Conducive to creation, conditions such as isolation, solitude, and boredom are felt occasionally, suddenly intruding into daily life as if to ensure that we are still good-natured, sensitive, material beings, made of rapport and needs: the entirety of our relationships. Despite the customary itineraries of regulars, it is possible to park in one of these places and go three or four days without seeing anyone, especially if one's brave enough to face the wild in bad weather. Benoît's outfit, the orange one-piece that allows him to go unnoticed when he talks about diesel, welding, or construction, rises like a flag through the squall to loudly proclaim this ever-going refusal to give up and be crushed by the weight of a world that does not want us and has made that clear. Every gust of wind wipes clean the constant malaise of being born into a disenchanted, arid, impersonal, and cold universe. Blizzards as far as the eye can see, storms, snow, and rain, the remote gray of a humid and windy December commands to indulge in our projects. Editing, framing, touch-ups, or video games, the idea is above all not to sink into depression or go crazy: stay active, always in motion to escape the insignificance of a life far too incongruous to be true.

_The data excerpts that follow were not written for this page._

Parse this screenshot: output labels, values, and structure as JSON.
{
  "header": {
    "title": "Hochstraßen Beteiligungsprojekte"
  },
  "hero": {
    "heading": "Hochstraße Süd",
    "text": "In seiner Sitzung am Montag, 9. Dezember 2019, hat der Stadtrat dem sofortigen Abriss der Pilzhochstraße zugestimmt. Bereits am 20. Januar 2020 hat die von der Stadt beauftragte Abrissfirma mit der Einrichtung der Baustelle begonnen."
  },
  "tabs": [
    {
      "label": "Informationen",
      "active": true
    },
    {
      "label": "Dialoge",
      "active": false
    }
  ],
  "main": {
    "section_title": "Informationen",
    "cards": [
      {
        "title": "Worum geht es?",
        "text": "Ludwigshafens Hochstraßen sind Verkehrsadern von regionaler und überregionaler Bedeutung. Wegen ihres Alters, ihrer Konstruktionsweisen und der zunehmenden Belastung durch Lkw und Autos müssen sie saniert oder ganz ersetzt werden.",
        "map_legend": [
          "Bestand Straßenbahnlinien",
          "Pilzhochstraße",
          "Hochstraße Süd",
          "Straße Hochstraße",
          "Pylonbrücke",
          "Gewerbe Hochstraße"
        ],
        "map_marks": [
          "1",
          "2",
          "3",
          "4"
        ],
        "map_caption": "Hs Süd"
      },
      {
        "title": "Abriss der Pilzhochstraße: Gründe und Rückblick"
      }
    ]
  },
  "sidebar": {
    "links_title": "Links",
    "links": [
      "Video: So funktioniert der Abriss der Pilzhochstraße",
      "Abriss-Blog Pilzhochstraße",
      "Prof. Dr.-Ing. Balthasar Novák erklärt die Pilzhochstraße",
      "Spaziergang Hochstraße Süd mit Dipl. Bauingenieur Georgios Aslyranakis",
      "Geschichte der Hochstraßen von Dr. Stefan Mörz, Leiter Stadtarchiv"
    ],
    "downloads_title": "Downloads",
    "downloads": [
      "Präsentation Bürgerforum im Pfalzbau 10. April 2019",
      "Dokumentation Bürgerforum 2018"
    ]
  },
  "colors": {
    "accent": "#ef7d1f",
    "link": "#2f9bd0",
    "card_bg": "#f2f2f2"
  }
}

In the end, insularity is a state of mind for the "stranger" who comes from outside. The storm resonates, reassures, and secures those who remain uncertain, those for whom the internal deluge is so deeply drowned in the mind's cave that it has become the white noise that composes the lullaby that tunes sleep. The search for autonomy responds to a more essential need: it is impossible to be abandoned when we live alone in the middle of nowhere.
Self-sufficiency avoids this sad and all too familiar fate. Orphaned eyes are filled with admiration for simple and meaningful things; a meaning not acquired, conquered, nor defeated, but simply given. To love and be loved in the comfort of a continuum that need not be feared or defended, is this not everyone's struggle? Through a rebellious lens, these little things that a wandering soul will never be able to appreciate will be admired allusively, reminding us of how strange this universe is to him. Magdalen Islands are a metaphor for this life: isolated in the middle of an ocean of wealth, autonomous but dependent, proud but misunderstood, beautiful and contradictory, reflecting things they will never admit, a paradox in open air.